The Eagles' defense forced six punts in the first half, held the Cowboys to 2-for-9 on third downs. There were two sacks, an interception as they chased Romo around his backfield as he looked, often futilely, for one of four, sometimes five receivers unleashed downfield against that much-maligned secondary. They held Dallas to three points that half, allowed Foles and the offense a second wind and a second chance.

"I was really excited about how our defense was playing," Kelly said. "Over the course of the game I thought they played with great effort. I thought they did a really good job against a very explosive passing operation."

Without top running threat DeMarco Murray, Romo passed 47 times and completed 28 for 317 yards. Of the Cowboys' three scoring drives, the longest was 72 yards, early in the fourth quarter.
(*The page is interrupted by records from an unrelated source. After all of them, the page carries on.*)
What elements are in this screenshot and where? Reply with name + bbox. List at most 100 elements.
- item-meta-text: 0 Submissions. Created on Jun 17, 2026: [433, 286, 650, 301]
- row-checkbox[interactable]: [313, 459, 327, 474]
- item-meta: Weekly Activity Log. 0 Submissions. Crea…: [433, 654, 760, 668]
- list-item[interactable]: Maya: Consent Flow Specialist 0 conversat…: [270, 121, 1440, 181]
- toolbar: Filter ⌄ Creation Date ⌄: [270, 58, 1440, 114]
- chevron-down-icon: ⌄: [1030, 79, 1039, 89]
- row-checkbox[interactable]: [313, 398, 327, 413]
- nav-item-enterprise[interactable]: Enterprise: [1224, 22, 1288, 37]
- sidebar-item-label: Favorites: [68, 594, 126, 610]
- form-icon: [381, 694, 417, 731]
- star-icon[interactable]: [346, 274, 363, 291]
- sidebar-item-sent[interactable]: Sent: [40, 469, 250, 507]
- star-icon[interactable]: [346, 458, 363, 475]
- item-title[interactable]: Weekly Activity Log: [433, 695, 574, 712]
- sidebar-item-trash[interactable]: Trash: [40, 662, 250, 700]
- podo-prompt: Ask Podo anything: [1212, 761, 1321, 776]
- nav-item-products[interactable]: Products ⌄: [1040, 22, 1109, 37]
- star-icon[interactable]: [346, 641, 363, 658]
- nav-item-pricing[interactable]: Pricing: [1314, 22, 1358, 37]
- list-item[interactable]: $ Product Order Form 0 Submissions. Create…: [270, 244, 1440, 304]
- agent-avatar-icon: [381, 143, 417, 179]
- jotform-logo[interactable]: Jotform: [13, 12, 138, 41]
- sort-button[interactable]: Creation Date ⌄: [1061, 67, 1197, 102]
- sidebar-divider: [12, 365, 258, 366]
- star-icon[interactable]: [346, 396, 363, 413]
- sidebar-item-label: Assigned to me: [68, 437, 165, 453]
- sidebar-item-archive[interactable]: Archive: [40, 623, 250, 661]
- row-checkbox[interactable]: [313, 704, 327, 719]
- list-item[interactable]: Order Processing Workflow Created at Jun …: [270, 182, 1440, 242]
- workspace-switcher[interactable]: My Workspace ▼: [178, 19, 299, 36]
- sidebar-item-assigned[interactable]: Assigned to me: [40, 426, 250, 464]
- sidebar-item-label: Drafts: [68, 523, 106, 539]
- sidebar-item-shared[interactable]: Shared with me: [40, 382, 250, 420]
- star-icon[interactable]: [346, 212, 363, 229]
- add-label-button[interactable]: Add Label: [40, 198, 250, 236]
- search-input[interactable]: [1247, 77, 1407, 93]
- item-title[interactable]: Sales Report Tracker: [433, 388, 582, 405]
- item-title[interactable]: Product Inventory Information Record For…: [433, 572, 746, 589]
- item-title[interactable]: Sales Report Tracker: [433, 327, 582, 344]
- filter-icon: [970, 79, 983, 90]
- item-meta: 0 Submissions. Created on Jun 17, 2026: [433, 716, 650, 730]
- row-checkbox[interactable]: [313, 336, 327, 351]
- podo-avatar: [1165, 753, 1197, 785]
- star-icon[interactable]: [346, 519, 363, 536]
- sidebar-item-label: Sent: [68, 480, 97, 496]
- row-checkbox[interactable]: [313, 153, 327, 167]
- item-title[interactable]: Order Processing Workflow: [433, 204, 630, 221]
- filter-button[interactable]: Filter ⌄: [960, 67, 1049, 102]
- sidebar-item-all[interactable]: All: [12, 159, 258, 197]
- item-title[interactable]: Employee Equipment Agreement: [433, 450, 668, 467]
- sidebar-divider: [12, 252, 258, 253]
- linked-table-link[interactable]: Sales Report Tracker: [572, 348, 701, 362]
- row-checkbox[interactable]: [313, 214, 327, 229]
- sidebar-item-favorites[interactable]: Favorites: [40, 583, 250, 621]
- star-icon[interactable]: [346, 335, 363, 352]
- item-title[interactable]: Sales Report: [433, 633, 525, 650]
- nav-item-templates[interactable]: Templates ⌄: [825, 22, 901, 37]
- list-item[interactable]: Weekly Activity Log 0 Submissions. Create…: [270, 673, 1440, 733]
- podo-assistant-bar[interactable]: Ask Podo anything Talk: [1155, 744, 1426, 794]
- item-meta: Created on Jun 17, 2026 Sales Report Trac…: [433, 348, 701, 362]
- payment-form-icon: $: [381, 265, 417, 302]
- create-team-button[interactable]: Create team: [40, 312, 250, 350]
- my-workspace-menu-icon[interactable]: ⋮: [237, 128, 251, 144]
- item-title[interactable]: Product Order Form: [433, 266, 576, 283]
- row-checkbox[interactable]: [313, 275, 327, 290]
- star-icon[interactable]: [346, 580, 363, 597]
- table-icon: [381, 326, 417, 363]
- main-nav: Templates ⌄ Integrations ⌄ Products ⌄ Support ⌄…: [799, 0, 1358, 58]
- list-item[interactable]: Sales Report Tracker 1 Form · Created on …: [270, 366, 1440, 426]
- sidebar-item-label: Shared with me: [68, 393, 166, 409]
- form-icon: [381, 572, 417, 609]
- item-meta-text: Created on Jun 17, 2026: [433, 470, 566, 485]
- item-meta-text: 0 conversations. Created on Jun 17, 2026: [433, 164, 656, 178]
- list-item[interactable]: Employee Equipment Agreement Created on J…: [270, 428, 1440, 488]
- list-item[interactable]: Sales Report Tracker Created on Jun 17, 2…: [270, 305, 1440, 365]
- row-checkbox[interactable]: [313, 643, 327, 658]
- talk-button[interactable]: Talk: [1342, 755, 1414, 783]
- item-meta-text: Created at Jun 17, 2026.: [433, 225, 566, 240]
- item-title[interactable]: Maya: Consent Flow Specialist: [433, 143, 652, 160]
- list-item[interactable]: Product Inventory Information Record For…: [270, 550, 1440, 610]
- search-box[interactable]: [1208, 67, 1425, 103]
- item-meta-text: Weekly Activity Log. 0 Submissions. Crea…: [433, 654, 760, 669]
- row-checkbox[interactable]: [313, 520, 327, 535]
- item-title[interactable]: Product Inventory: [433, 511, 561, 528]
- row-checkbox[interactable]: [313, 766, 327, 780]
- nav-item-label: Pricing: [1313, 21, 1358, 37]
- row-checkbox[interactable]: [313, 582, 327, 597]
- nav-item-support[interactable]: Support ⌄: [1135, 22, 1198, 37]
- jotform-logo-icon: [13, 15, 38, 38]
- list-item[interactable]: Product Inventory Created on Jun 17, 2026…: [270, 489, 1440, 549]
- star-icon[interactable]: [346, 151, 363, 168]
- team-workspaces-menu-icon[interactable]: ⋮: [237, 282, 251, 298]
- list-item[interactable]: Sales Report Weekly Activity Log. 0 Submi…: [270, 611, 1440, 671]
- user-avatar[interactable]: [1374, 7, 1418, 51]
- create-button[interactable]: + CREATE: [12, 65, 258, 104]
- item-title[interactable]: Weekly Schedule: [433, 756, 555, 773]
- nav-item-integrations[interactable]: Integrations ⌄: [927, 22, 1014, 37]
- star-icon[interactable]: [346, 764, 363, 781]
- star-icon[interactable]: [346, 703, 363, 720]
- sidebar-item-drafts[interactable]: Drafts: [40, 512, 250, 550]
Time and again the Eagles' offense stalled in three, four or five plays, and the defense trudged back onto the field. Time and again, said Kelly, his defense "gave us some optimism."

"Could they give us a stop? And they did."

And when Ryans picked off Romo with the Eagles trailing 10-0, everyone from Dallas coach Jason Garrett to Kelly was thinking along the same lines. "Get seven and make it a different ballgame," said the Eagles coach.

They got three after Foles was knocked out of the game, a few plays after grossly underthrowing Jason Avant wide open in the end zone. An ugly ending to a truly ugly day for Foles, quelling any debate about who should start at quarterback.

No, now the civic discussion should turn toward this much-maligned defense. Should we trust what we saw yesterday? Believe Billy yet? Believe our eyes?

"We have to go out and prove it," Ryans said. "Me saying that 'Yeah we can hang with whoever' is not going to mean anything. Unless when we have these games against top teams in the NFL, we continue to go out and prove ourselves."